Guo Dan, Xie Jiangtao, Zhao Junjie, Huang Tingqin, Guo Xiaoye, Song Jinning
Department of Neurosurgery, The First Affiliated Hospital of Xi'an Jiaotong University, Xi'an.
Department of Neurosurgery, The Central Hospital of Xianyang, Xianyang, Shaanxi, China.
Neuroreport. 2018 Mar 21;29(5):368-379. doi: 10.1097/WNR.0000000000000975.
Early brain injury (EBI) plays a key role in determining the prognosis of patients suffering from subarachnoid hemorrhage (SAH).

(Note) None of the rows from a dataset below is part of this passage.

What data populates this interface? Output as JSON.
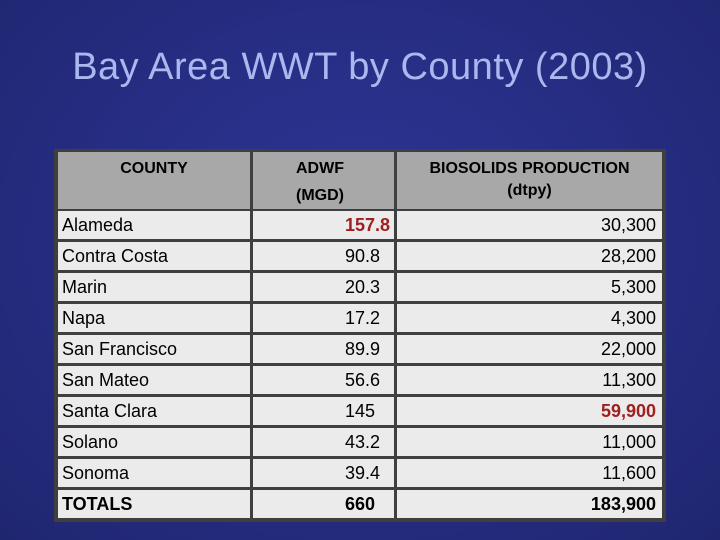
{
  "title": "Bay Area WWT by County (2003)",
  "table": {
    "headers": {
      "county": "COUNTY",
      "adwf_line1": "ADWF",
      "adwf_line2": "(MGD)",
      "biosolids_line1": "BIOSOLIDS PRODUCTION",
      "biosolids_line2": "(dtpy)"
    },
    "rows": [
      {
        "county": "Alameda",
        "adwf": "157.8",
        "biosolids": "30,300"
      },
      {
        "county": "Contra Costa",
        "adwf": "90.8",
        "biosolids": "28,200"
      },
      {
        "county": "Marin",
        "adwf": "20.3",
        "biosolids": "5,300"
      },
      {
        "county": "Napa",
        "adwf": "17.2",
        "biosolids": "4,300"
      },
      {
        "county": "San Francisco",
        "adwf": "89.9",
        "biosolids": "22,000"
      },
      {
        "county": "San Mateo",
        "adwf": "56.6",
        "biosolids": "11,300"
      },
      {
        "county": "Santa Clara",
        "adwf": "145",
        "biosolids": "59,900"
      },
      {
        "county": "Solano",
        "adwf": "43.2",
        "biosolids": "11,000"
      },
      {
        "county": "Sonoma",
        "adwf": "39.4",
        "biosolids": "11,600"
      },
      {
        "county": "TOTALS",
        "adwf": "660",
        "biosolids": "183,900"
      }
    ],
    "highlight_color": "#a02020"
  }
}
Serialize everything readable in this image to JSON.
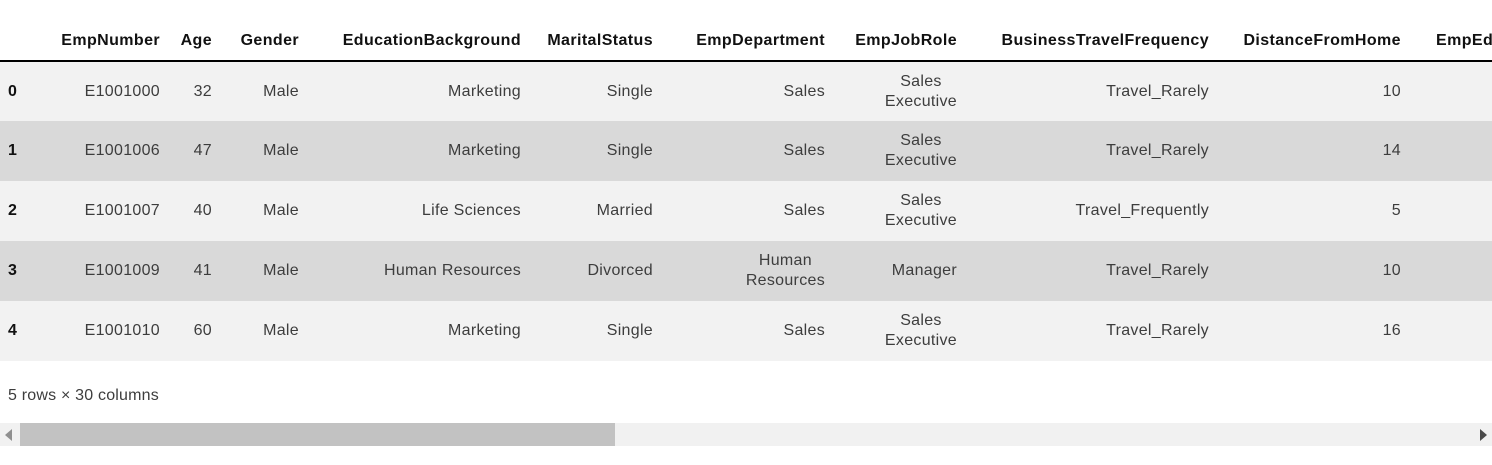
{
  "table": {
    "columns": [
      "",
      "EmpNumber",
      "Age",
      "Gender",
      "EducationBackground",
      "MaritalStatus",
      "EmpDepartment",
      "EmpJobRole",
      "BusinessTravelFrequency",
      "DistanceFromHome",
      "EmpEducationL"
    ],
    "rows": [
      {
        "index": "0",
        "cells": [
          "E1001000",
          "32",
          "Male",
          "Marketing",
          "Single",
          "Sales",
          "Sales\nExecutive",
          "Travel_Rarely",
          "10",
          ""
        ]
      },
      {
        "index": "1",
        "cells": [
          "E1001006",
          "47",
          "Male",
          "Marketing",
          "Single",
          "Sales",
          "Sales\nExecutive",
          "Travel_Rarely",
          "14",
          ""
        ]
      },
      {
        "index": "2",
        "cells": [
          "E1001007",
          "40",
          "Male",
          "Life Sciences",
          "Married",
          "Sales",
          "Sales\nExecutive",
          "Travel_Frequently",
          "5",
          ""
        ]
      },
      {
        "index": "3",
        "cells": [
          "E1001009",
          "41",
          "Male",
          "Human Resources",
          "Divorced",
          "Human\nResources",
          "Manager",
          "Travel_Rarely",
          "10",
          ""
        ]
      },
      {
        "index": "4",
        "cells": [
          "E1001010",
          "60",
          "Male",
          "Marketing",
          "Single",
          "Sales",
          "Sales\nExecutive",
          "Travel_Rarely",
          "16",
          ""
        ]
      }
    ]
  },
  "footer": {
    "shape_text": "5 rows × 30 columns"
  },
  "scrollbar": {
    "left_icon": "triangle-left",
    "right_icon": "triangle-right"
  },
  "colors": {
    "row_light": "#f2f2f2",
    "row_dark": "#d9d9d9",
    "header_border": "#000000",
    "scroll_track": "#f1f1f1",
    "scroll_thumb": "#c2c2c2",
    "text_primary": "#111111",
    "text_cell": "#3d3d3d"
  }
}
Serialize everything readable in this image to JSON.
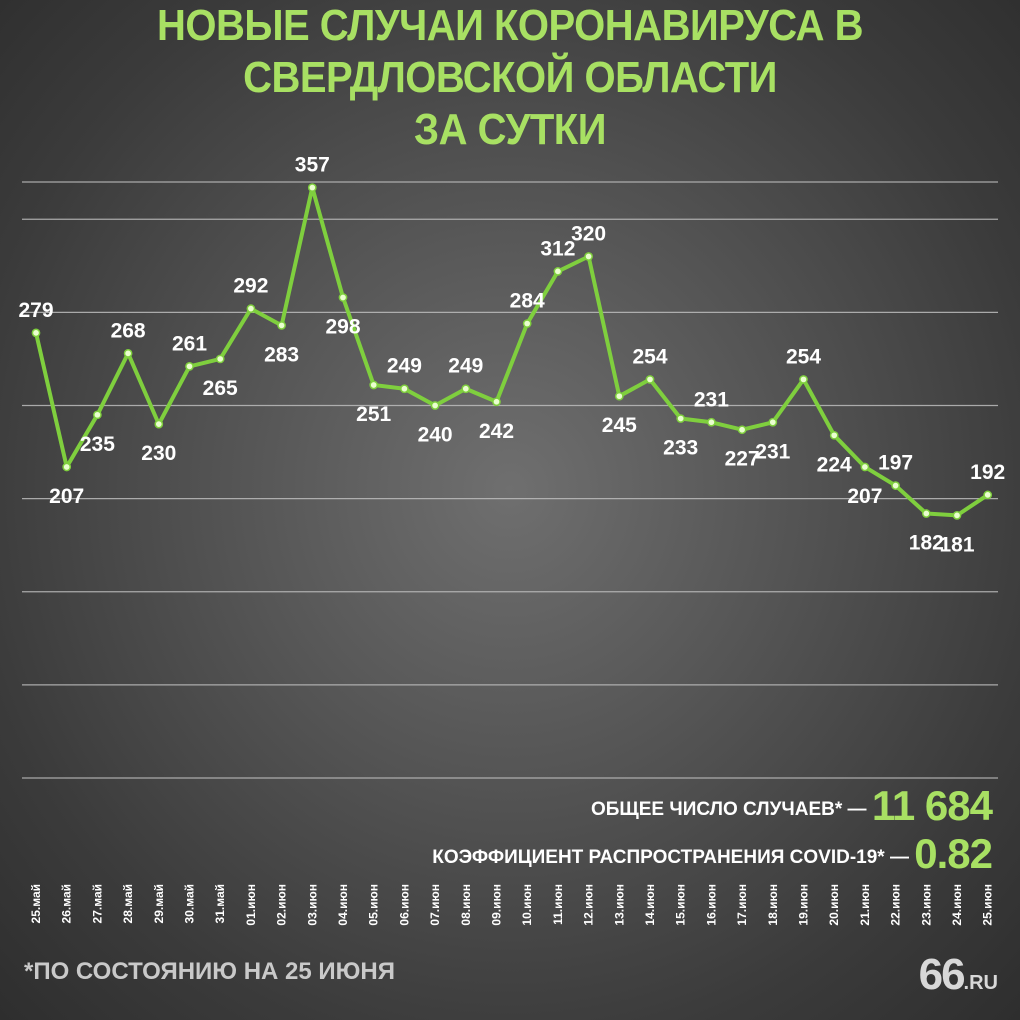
{
  "title_line1": "НОВЫЕ СЛУЧАИ КОРОНАВИРУСА В СВЕРДЛОВСКОЙ ОБЛАСТИ",
  "title_line2": "ЗА СУТКИ",
  "stats": {
    "total_label": "ОБЩЕЕ ЧИСЛО СЛУЧАЕВ* —",
    "total_value": "11 684",
    "r_label": "КОЭФФИЦИЕНТ РАСПРОСТРАНЕНИЯ COVID-19* —",
    "r_value": "0.82"
  },
  "footnote": "*ПО СОСТОЯНИЮ НА 25 ИЮНЯ",
  "logo": {
    "number": "66",
    "suffix": ".RU"
  },
  "colors": {
    "accent": "#a8e063",
    "line": "#7fcf3e",
    "text": "#ffffff"
  },
  "chart_data": {
    "type": "line",
    "title": "НОВЫЕ СЛУЧАИ КОРОНАВИРУСА В СВЕРДЛОВСКОЙ ОБЛАСТИ ЗА СУТКИ",
    "xlabel": "",
    "ylabel": "",
    "ylim": [
      40,
      360
    ],
    "grid": true,
    "categories": [
      "25.май",
      "26.май",
      "27.май",
      "28.май",
      "29.май",
      "30.май",
      "31.май",
      "01.июн",
      "02.июн",
      "03.июн",
      "04.июн",
      "05.июн",
      "06.июн",
      "07.июн",
      "08.июн",
      "09.июн",
      "10.июн",
      "11.июн",
      "12.июн",
      "13.июн",
      "14.июн",
      "15.июн",
      "16.июн",
      "17.июн",
      "18.июн",
      "19.июн",
      "20.июн",
      "21.июн",
      "22.июн",
      "23.июн",
      "24.июн",
      "25.июн"
    ],
    "values": [
      279,
      207,
      235,
      268,
      230,
      261,
      265,
      292,
      283,
      357,
      298,
      251,
      249,
      240,
      249,
      242,
      284,
      312,
      320,
      245,
      254,
      233,
      231,
      227,
      231,
      254,
      224,
      207,
      197,
      182,
      181,
      192
    ]
  }
}
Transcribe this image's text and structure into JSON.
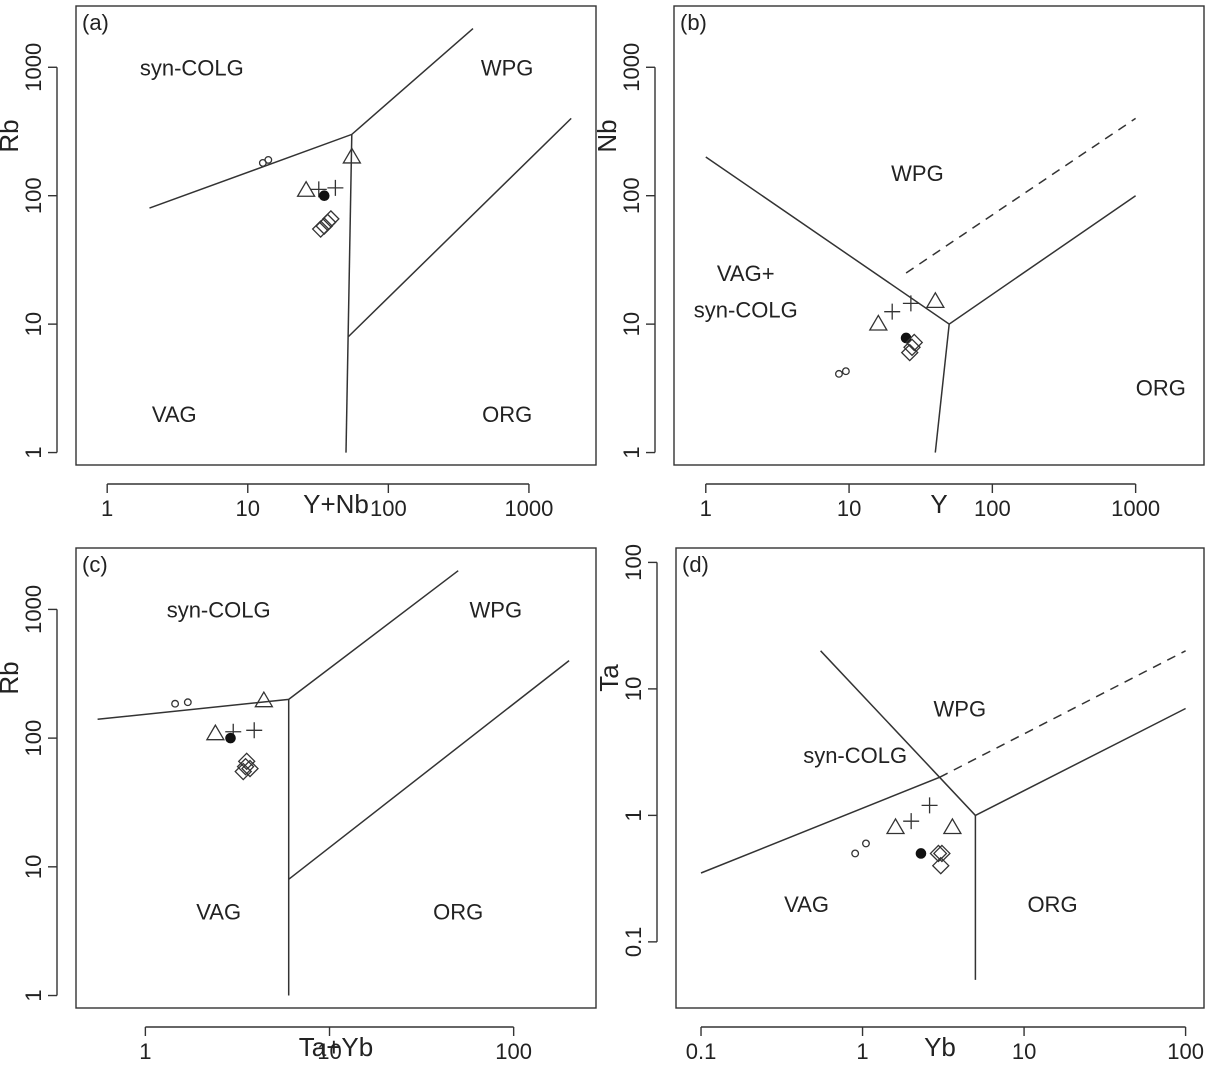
{
  "chart_data": [
    {
      "type": "scatter",
      "panel_label": "(a)",
      "xlabel": "Y+Nb",
      "ylabel": "Rb",
      "xscale": "log",
      "yscale": "log",
      "xlim": [
        0.6,
        3000
      ],
      "ylim": [
        0.8,
        3000
      ],
      "xticks": [
        {
          "v": 1,
          "label": "1"
        },
        {
          "v": 10,
          "label": "10"
        },
        {
          "v": 100,
          "label": "100"
        },
        {
          "v": 1000,
          "label": "1000"
        }
      ],
      "yticks": [
        {
          "v": 1,
          "label": "1"
        },
        {
          "v": 10,
          "label": "10"
        },
        {
          "v": 100,
          "label": "100"
        },
        {
          "v": 1000,
          "label": "1000"
        }
      ],
      "regions": [
        {
          "label": "syn-COLG",
          "x": 4,
          "y": 1000
        },
        {
          "label": "WPG",
          "x": 700,
          "y": 1000
        },
        {
          "label": "VAG",
          "x": 3,
          "y": 2
        },
        {
          "label": "ORG",
          "x": 700,
          "y": 2
        }
      ],
      "boundaries": [
        {
          "style": "solid",
          "points": [
            [
              2,
              80
            ],
            [
              55,
              300
            ],
            [
              400,
              2000
            ]
          ]
        },
        {
          "style": "solid",
          "points": [
            [
              55,
              300
            ],
            [
              50,
              1
            ]
          ]
        },
        {
          "style": "solid",
          "points": [
            [
              52,
              8
            ],
            [
              2000,
              400
            ]
          ]
        }
      ],
      "series": [
        {
          "marker": "small-circle",
          "points": [
            [
              12.8,
              180
            ],
            [
              14,
              190
            ]
          ]
        },
        {
          "marker": "triangle",
          "points": [
            [
              26,
              110
            ],
            [
              55,
              200
            ]
          ]
        },
        {
          "marker": "plus",
          "points": [
            [
              32,
              112
            ],
            [
              42,
              115
            ]
          ]
        },
        {
          "marker": "filled-circle",
          "points": [
            [
              35,
              100
            ]
          ]
        },
        {
          "marker": "diamond",
          "points": [
            [
              33,
              55
            ],
            [
              35,
              58
            ],
            [
              37,
              62
            ],
            [
              39,
              66
            ]
          ]
        }
      ]
    },
    {
      "type": "scatter",
      "panel_label": "(b)",
      "xlabel": "Y",
      "ylabel": "Nb",
      "xscale": "log",
      "yscale": "log",
      "xlim": [
        0.6,
        3000
      ],
      "ylim": [
        0.8,
        3000
      ],
      "xticks": [
        {
          "v": 1,
          "label": "1"
        },
        {
          "v": 10,
          "label": "10"
        },
        {
          "v": 100,
          "label": "100"
        },
        {
          "v": 1000,
          "label": "1000"
        }
      ],
      "yticks": [
        {
          "v": 1,
          "label": "1"
        },
        {
          "v": 10,
          "label": "10"
        },
        {
          "v": 100,
          "label": "100"
        },
        {
          "v": 1000,
          "label": "1000"
        }
      ],
      "regions": [
        {
          "label": "WPG",
          "x": 30,
          "y": 150
        },
        {
          "label": "VAG+",
          "x": 1.9,
          "y": 25
        },
        {
          "label": "syn-COLG",
          "x": 1.9,
          "y": 13
        },
        {
          "label": "ORG",
          "x": 1500,
          "y": 3.2
        }
      ],
      "boundaries": [
        {
          "style": "solid",
          "points": [
            [
              1,
              200
            ],
            [
              50,
              10
            ],
            [
              1000,
              100
            ]
          ]
        },
        {
          "style": "solid",
          "points": [
            [
              50,
              10
            ],
            [
              40,
              1
            ]
          ]
        },
        {
          "style": "dashed",
          "points": [
            [
              25,
              25
            ],
            [
              1000,
              400
            ]
          ]
        }
      ],
      "series": [
        {
          "marker": "small-circle",
          "points": [
            [
              8.5,
              4.1
            ],
            [
              9.5,
              4.3
            ]
          ]
        },
        {
          "marker": "triangle",
          "points": [
            [
              16,
              10
            ],
            [
              40,
              15
            ]
          ]
        },
        {
          "marker": "plus",
          "points": [
            [
              20,
              12.5
            ],
            [
              27,
              14.5
            ]
          ]
        },
        {
          "marker": "filled-circle",
          "points": [
            [
              25,
              7.8
            ]
          ]
        },
        {
          "marker": "diamond",
          "points": [
            [
              26.5,
              6
            ],
            [
              27.5,
              6.6
            ],
            [
              28.5,
              7.2
            ]
          ]
        }
      ]
    },
    {
      "type": "scatter",
      "panel_label": "(c)",
      "xlabel": "Ta+Yb",
      "ylabel": "Rb",
      "xscale": "log",
      "yscale": "log",
      "xlim": [
        0.42,
        280
      ],
      "ylim": [
        0.8,
        3000
      ],
      "xticks": [
        {
          "v": 1,
          "label": "1"
        },
        {
          "v": 10,
          "label": "10"
        },
        {
          "v": 100,
          "label": "100"
        }
      ],
      "yticks": [
        {
          "v": 1,
          "label": "1"
        },
        {
          "v": 10,
          "label": "10"
        },
        {
          "v": 100,
          "label": "100"
        },
        {
          "v": 1000,
          "label": "1000"
        }
      ],
      "regions": [
        {
          "label": "syn-COLG",
          "x": 2.5,
          "y": 1000
        },
        {
          "label": "WPG",
          "x": 80,
          "y": 1000
        },
        {
          "label": "VAG",
          "x": 2.5,
          "y": 4.5
        },
        {
          "label": "ORG",
          "x": 50,
          "y": 4.5
        }
      ],
      "boundaries": [
        {
          "style": "solid",
          "points": [
            [
              0.55,
              140
            ],
            [
              6,
              200
            ],
            [
              50,
              2000
            ]
          ]
        },
        {
          "style": "solid",
          "points": [
            [
              6,
              200
            ],
            [
              6,
              1
            ]
          ]
        },
        {
          "style": "solid",
          "points": [
            [
              6,
              8
            ],
            [
              200,
              400
            ]
          ]
        }
      ],
      "series": [
        {
          "marker": "small-circle",
          "points": [
            [
              1.45,
              185
            ],
            [
              1.7,
              190
            ]
          ]
        },
        {
          "marker": "triangle",
          "points": [
            [
              2.4,
              108
            ],
            [
              4.4,
              195
            ]
          ]
        },
        {
          "marker": "plus",
          "points": [
            [
              3.0,
              112
            ],
            [
              3.9,
              115
            ]
          ]
        },
        {
          "marker": "filled-circle",
          "points": [
            [
              2.9,
              100
            ]
          ]
        },
        {
          "marker": "diamond",
          "points": [
            [
              3.4,
              55
            ],
            [
              3.5,
              60
            ],
            [
              3.7,
              58
            ],
            [
              3.55,
              66
            ]
          ]
        }
      ]
    },
    {
      "type": "scatter",
      "panel_label": "(d)",
      "xlabel": "Yb",
      "ylabel": "Ta",
      "xscale": "log",
      "yscale": "log",
      "xlim": [
        0.07,
        130
      ],
      "ylim": [
        0.03,
        130
      ],
      "xticks": [
        {
          "v": 0.1,
          "label": "0.1"
        },
        {
          "v": 1,
          "label": "1"
        },
        {
          "v": 10,
          "label": "10"
        },
        {
          "v": 100,
          "label": "100"
        }
      ],
      "yticks": [
        {
          "v": 0.1,
          "label": "0.1"
        },
        {
          "v": 1,
          "label": "1"
        },
        {
          "v": 10,
          "label": "10"
        },
        {
          "v": 100,
          "label": "100"
        }
      ],
      "regions": [
        {
          "label": "WPG",
          "x": 4,
          "y": 7
        },
        {
          "label": "syn-COLG",
          "x": 0.9,
          "y": 3
        },
        {
          "label": "VAG",
          "x": 0.45,
          "y": 0.2
        },
        {
          "label": "ORG",
          "x": 15,
          "y": 0.2
        }
      ],
      "boundaries": [
        {
          "style": "solid",
          "points": [
            [
              0.1,
              0.35
            ],
            [
              3,
              2
            ],
            [
              5,
              1
            ],
            [
              100,
              7
            ]
          ]
        },
        {
          "style": "solid",
          "points": [
            [
              0.55,
              20
            ],
            [
              3,
              2
            ]
          ]
        },
        {
          "style": "solid",
          "points": [
            [
              5,
              1
            ],
            [
              5,
              0.05
            ]
          ]
        },
        {
          "style": "dashed",
          "points": [
            [
              3,
              2
            ],
            [
              100,
              20
            ]
          ]
        }
      ],
      "series": [
        {
          "marker": "small-circle",
          "points": [
            [
              0.9,
              0.5
            ],
            [
              1.05,
              0.6
            ]
          ]
        },
        {
          "marker": "triangle",
          "points": [
            [
              1.6,
              0.8
            ],
            [
              3.6,
              0.8
            ]
          ]
        },
        {
          "marker": "plus",
          "points": [
            [
              2.0,
              0.9
            ],
            [
              2.6,
              1.2
            ]
          ]
        },
        {
          "marker": "filled-circle",
          "points": [
            [
              2.3,
              0.5
            ]
          ]
        },
        {
          "marker": "diamond",
          "points": [
            [
              2.95,
              0.5
            ],
            [
              3.1,
              0.5
            ],
            [
              3.05,
              0.4
            ]
          ]
        }
      ]
    }
  ]
}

Resveratrol, a natural polyphenol, serves a neuroprotection function on EBI after SAH. However, the potential mechanism of resveratrol on EBI remains to be elucidated. Akt, also known as protein kinase B, and mammalian target of rapamycin (mTOR), the downstream protein of Akt, play key roles in cell survival and apoptosis, cell cycle regulation, and cellular protein homeostasis. In the present study, we examined the effect of resveratrol on EBI and their potential relationship with the Akt/mTOR pathway, autophagy, and apoptosis. Rats received intraperitoneal administration of resveratrol or vehicle immediately after establishing SAH model. We found that mortality and brain edema were significantly lower, whereas the neurological score was higher for resveratrol-treated rats. HE staining showed that resveratrol significantly reduced the neuronal pyknosis and swelling in the resveratrol-treated rats compared with SAH rats. The results were assessed by western blot, reverse transcription-PCR , and immunohistochemistry and immunofluorescence at 24 h after injury to determine changes in the expression of the Akt/mTOR signaling pathway, autophagy, and apoptosis proteins. Western blot analysis showed that the expression of beclin-1, LC3-II, LC3-II/LC3-I, and Bcl-2 was increased in resveratrol-treated rats, whereas the expression of p-Akt, p-mTOR, p62, cleaved caspase-3, caspase-9, and Bcl-2-associated X protein was decreased. Immunohistochemistry analysis of beclin-1, LC3-B treated with resveratrol alone or in combination with 3-methyladenine (autophagy inhibitor) suggested that resveratrol induced the autophagy process and the inhibitor blocked the occurrence of autophagy, and also increased the number of terminal deoxynucleotidyl transferase-mediated digoxigenin-DUTP-biotin nick-end labeling (+) cells. Taken together, these findings indicate that resveratrol exerts neuroprotective effects on EBI after SAH by regulating autophagy and apoptosis mediated by the Akt/mTOR pathway.
早期脑损伤(EBI)在决定蛛网膜下腔出血(SAH)患者的预后方面起着关键作用。白藜芦醇是一种天然多酚,对SAH后的EBI具有神经保护作用。然而,白藜芦醇对EBI的潜在作用机制仍有待阐明。Akt,也称为蛋白激酶B,以及Akt的下游蛋白哺乳动物雷帕霉素靶蛋白(mTOR),在细胞存活和凋亡、细胞周期调控以及细胞蛋白质稳态中起关键作用。在本研究中,我们研究了白藜芦醇对EBI的影响及其与Akt/mTOR途径、自噬和凋亡的潜在关系。在建立SAH模型后,大鼠立即腹腔注射白藜芦醇或溶剂。我们发现,与SAH大鼠相比,白藜芦醇治疗组大鼠的死亡率和脑水肿显著降低,而神经功能评分更高。苏木精-伊红(HE)染色显示,与SAH大鼠相比,白藜芦醇治疗组大鼠的神经元固缩和肿胀明显减轻。在损伤后24小时通过蛋白质免疫印迹法、逆转录-聚合酶链反应(RT-PCR)、免疫组织化学和免疫荧光评估结果,以确定Akt/mTOR信号通路、自噬和凋亡蛋白表达的变化。蛋白质免疫印迹分析显示,白藜芦醇治疗组大鼠中beclin-1、微管相关蛋白1轻链3-II(LC3-II)、LC3-II/LC3-I和Bcl-2的表达增加,而磷酸化Akt(p-Akt)、磷酸化mTOR(p-mTOR)、p62、裂解的半胱天冬酶-3、半胱天冬酶-9和Bcl-2相关X蛋白的表达降低。单独使用白藜芦醇或与3-甲基腺嘌呤(自噬抑制剂)联合处理后对beclin-1、LC3-B的免疫组织化学分析表明,白藜芦醇诱导了自噬过程,该抑制剂阻断了自噬的发生,并且还增加了末端脱氧核苷酸转移酶介导的地高辛-脱氧尿苷三磷酸-生物素缺口末端标记(TUNEL)阳性细胞的数量。综上所述,这些发现表明白藜芦醇通过调节Akt/mTOR途径介导的自噬和凋亡对SAH后的EBI发挥神经保护作用。